Parenting and ministering is not just about teaching mercy and generosity—it’s about being people who are merciful and generous.

Too often we try to teach what we don’t do.

But, in reality, we’re far better off thinking through our own health and what we need and how to practice self-care and forgiveness than we are reading a parenting book.

In an effort to be good parents or good ministers, it's easy to become distracted from the important work of who we ourselves are becoming. We trick ourselves into focusing on our kids’ development instead of realizing our parenting is a direct result of our own development. And we end up stunted in our own spirituality and growth. We’re likely to become the emotionally immature parents obsessed with living vicariously through their children.

Healthy parents are more likely to raise healthy kids.

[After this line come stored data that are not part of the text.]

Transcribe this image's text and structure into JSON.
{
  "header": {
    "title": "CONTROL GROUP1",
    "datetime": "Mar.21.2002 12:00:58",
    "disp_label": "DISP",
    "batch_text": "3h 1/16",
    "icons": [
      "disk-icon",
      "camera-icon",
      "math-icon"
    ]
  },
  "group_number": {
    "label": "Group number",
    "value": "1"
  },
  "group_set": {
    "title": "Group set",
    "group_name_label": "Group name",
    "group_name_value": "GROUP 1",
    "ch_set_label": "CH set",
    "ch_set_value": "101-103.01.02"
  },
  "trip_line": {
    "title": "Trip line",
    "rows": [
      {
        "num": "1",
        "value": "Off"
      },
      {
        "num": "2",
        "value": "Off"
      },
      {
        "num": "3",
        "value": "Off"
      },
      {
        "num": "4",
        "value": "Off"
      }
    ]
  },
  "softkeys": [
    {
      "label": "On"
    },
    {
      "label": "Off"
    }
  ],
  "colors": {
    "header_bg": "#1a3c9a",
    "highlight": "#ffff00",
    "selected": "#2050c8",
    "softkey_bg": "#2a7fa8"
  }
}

I believe we avoid our own spiritual well-being because it’s easier to shape another mind than it is to pay attention to our own transformation. We’d rather overprotect than deal with our own fears and lingering insecurities.

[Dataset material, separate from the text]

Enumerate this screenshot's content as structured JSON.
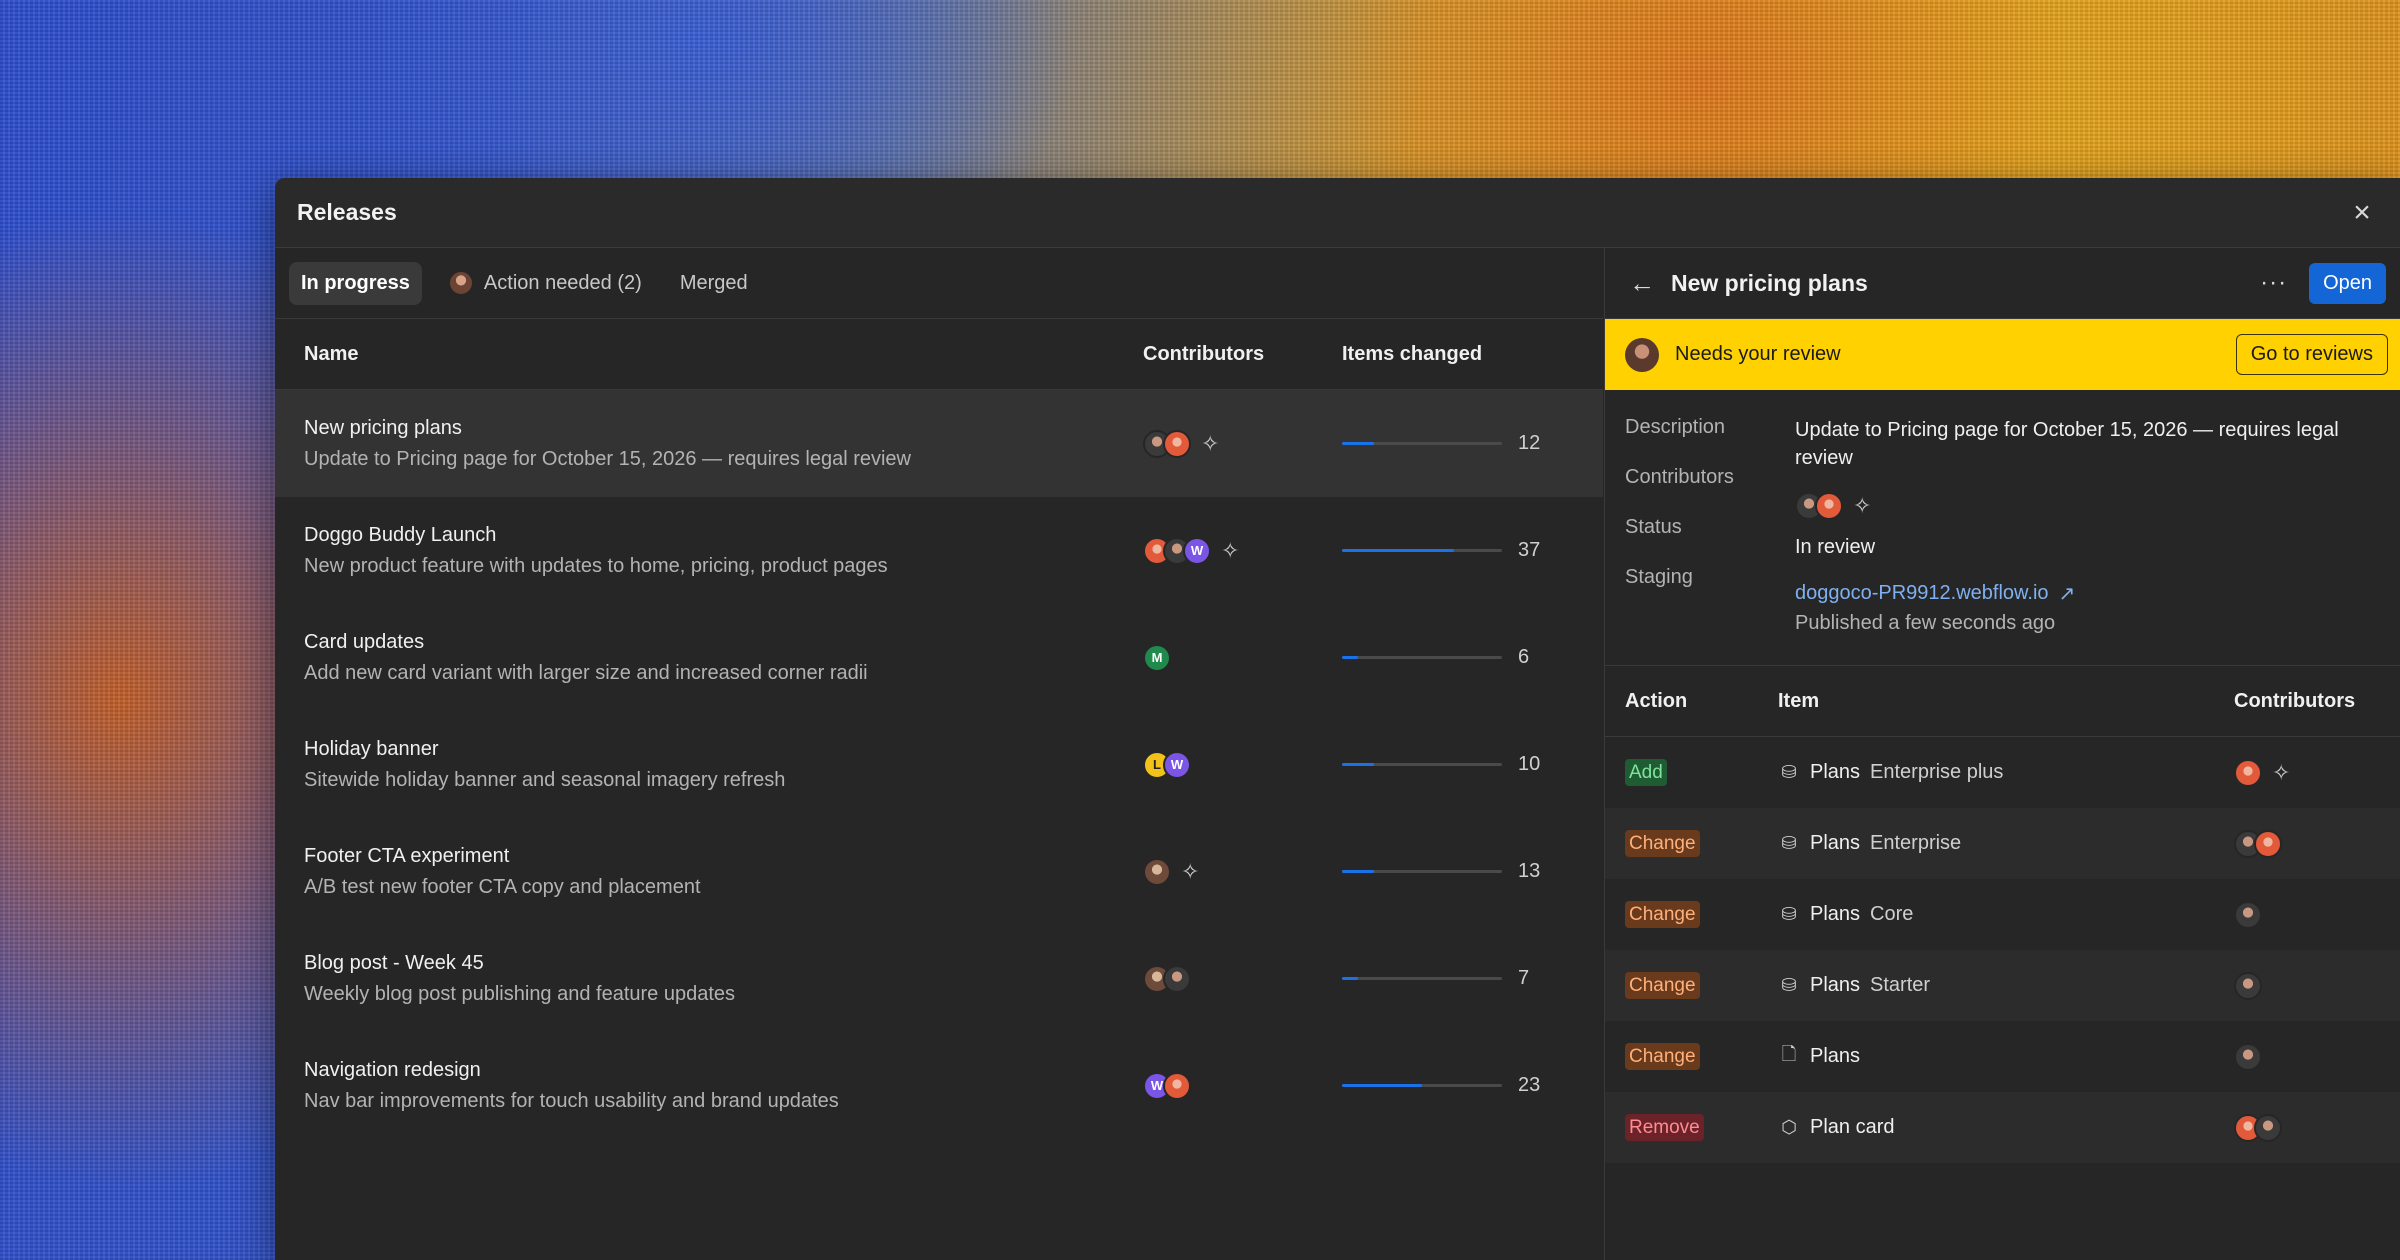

But it’s impossible to truly love your kids if you don’t love yourself.

If we are people who actively live out of the love of God then we will free our children to live out of that same love.

Godly parenting isn’t found in taping bible verses around the house or forcing kids to go to church choir. Real, life-giving parenting comes as we ourselves learn to remain with the God who takes responsibility for our kids. We are in need of the same love and grace that we want our kids to experience. As we grow and learn and follow we’re less likely to take our kids down with us on an unnecessary fall.

We’ll do well to pay attention to the needs of our own hearts. Then, we can walk with our children and shepherd them, not as people riddled with anxiety, but people who rest in the deep love of God.